Berlin : Pferd, weigere dich nicht

Beim Vielseitigkeitsreiten sind viele Hindernisse zu überwinden – das stellt die Reiter oft vor pädagogische Aufgaben

Jörg Petrasch

Berlin. Julia Siesslack mag Louis. Sie streichelt und tätschelt den 12-Jährigen. Louis, dem Pferd, scheint das zu gefallen. Er wirkt konzentriert und ein wenig aufgeregt. Dann traben Julia und Louis auf den Dressurplatz des Olympiareitstadions und beginnen mit der ersten Prüfung. „Der direkte Kontakt mit dem Pferd ist sehr wichtig“, sagt die 18-jährige Schülerin, „ich spreche auch mit dem Pferd.“ Aber das ist normal beim Reiten. Die Pferde müssen Vertrauen zum Reiter fassen. Denn Julia betreibt einen Sport, der beidseitige Kommunikation erfordert: Vielseitigkeitsreiten. Am Wochenende fand nahe des Olympiastadions die Landes-Jugendmeisterschaft Berlin-Brandenburg statt.

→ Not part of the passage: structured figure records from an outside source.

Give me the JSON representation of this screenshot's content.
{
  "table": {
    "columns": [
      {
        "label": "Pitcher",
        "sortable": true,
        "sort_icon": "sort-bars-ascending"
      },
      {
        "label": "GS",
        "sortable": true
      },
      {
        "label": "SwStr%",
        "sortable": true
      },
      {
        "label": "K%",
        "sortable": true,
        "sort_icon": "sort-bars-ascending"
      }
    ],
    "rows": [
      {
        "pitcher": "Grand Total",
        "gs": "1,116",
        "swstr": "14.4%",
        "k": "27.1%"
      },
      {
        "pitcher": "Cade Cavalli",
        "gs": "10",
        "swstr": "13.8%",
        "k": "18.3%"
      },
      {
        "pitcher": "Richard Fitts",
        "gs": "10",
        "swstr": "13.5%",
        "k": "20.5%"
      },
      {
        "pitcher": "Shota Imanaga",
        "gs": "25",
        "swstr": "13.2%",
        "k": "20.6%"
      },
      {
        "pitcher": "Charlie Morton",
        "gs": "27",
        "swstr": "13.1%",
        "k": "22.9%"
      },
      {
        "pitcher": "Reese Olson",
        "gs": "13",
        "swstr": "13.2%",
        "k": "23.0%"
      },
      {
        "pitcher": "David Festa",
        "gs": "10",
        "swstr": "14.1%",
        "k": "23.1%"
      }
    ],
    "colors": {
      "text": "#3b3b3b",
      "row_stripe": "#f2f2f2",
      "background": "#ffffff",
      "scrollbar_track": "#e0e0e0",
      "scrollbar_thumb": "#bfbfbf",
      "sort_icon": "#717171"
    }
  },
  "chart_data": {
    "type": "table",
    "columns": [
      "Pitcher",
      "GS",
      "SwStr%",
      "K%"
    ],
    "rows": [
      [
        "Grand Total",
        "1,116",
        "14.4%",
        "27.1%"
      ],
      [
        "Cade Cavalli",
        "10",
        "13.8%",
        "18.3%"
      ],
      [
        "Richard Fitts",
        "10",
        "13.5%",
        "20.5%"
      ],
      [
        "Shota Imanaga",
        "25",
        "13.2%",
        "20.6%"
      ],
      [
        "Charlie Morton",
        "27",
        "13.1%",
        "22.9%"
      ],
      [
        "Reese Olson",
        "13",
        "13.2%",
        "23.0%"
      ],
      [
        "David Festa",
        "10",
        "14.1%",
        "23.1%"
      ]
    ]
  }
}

Nach der Dressur auf dem 20 mal 40 Meter großen Parcour, bei dem Reiter und Pferd vorgegebene Figuren und Gangarten zeigen mussten, kam das Springreiten dran. In der Leistungsklasse L (Leicht) waren die Hindernisse bis zu 1,15 Meter hoch. Die Pferde müssen dabei ihre Sprungkraft und Geschicklichkeit beweisen.

Als dritte und letzte Disziplin steht in der Vielseitigkeit der Geländeritt auf dem Programm. „Hier muss man mutig sein, aber es macht auch am meisten Spaß“, sagt Julia. Dabei preschen Pferd und Reiter mit hohem Tempo – bis 600 Meter pro Minute – durch das Gelände und über eine Reihe künstlicher und natürlicher Hindernisse. Neben der Sprungkraft kommt es hier auch auf die Kondition des Pferdes an.

Aber genau dieser Teil hat dem Sport ein negatives Image verpasst. Denn Vielseitigkeit ist besser bekannt unter der alten Bezeichnung „Military“. Und Military verbinden viele mit dem Geländeritt, bei dem sich durch spektakuläre Stürze, die in den Medien gezeigt wurden, das Bild einer brutalen Sportart festgesetzt hat. Meist wird dabei mehr das Pferd als der Reiter bemitleidet. Bernhard Pede, Landestrainer für Berlin–Brandenburg, findet das falsch. Speziell der Geländeritt sei nicht gefährlicher als anderer Reitsport. „Wenn das Pferd nicht springen will, bleibt es stehen, man kann es dann auch nicht zwingen“, sagt Pede.

Das hat Julia am Sonntag am eigenen Leib erfahren müssen. Als sie auf ein Hindernis zu schnell zugeritten kam und etwas früher als gewohnt abspringen wollte, blieb ihr Louis einfach stehen. Julia purzelte von ihrem Pferd und fiel ins Heu. Danach verweigerte der Wallach auch das nächste Hindernis. Danach wurden beide disqualifiziert.

„Louis wollte einfach nicht so weit springen, der ist ziemlich faul.“ Passiert ist dabei nichts, eine Schutzweste ist Pflicht.

Trotz des Abwurfes bleibt die junge Frau vom veranstaltenden Reitsportverein am Maifeld natürlich auch weiterhin ihrem Sport verbunden. „Es macht einfach Spaß, mit den Pferden zu arbeiten, und Dressur alleine wäre zu langweilig. Die Abwechslung macht es.“ In der Turniersaison ist sie fünf bis sechs Mal pro Woche mehrere Stunden bei den Pferden. Die Mutter trainiert sie in Dressur und der Vater ist Erster Vorsitzende des Vereins. Sie selbst unterrichtet eine Nachwuchsgruppe.

Diese Verhältnisse spiegelt auch das Konzept des Vereins wider, der seit einem Jahr Trainingsstützpunkt der Berliner Vielseitigkeitsreiter ist. Die Unterstellung eines Pferdes ist mit 320 Euro pro Monat nicht ganz so teuer wie anderswo. Dafür muss aber auch jeder der rund 150 Mitglieder anpacken. Außerdem bietet der Verein, der 1994 von Wilmersdorf auf die Anlage des früheren Berlin British Club am Maifeld umgezogen ist, seit 30 Jahren therapeutisches Reiten mit behinderten Kindern an.

Julia jedenfalls war ihrem Louis nach dem Abwurf nicht mehr böse, eher pädagogisch besorgt. „Die Verweigerung am nächsten Hindernis darf man ihm nicht durchgehen lassen“, sagt sie zu einer Freundin.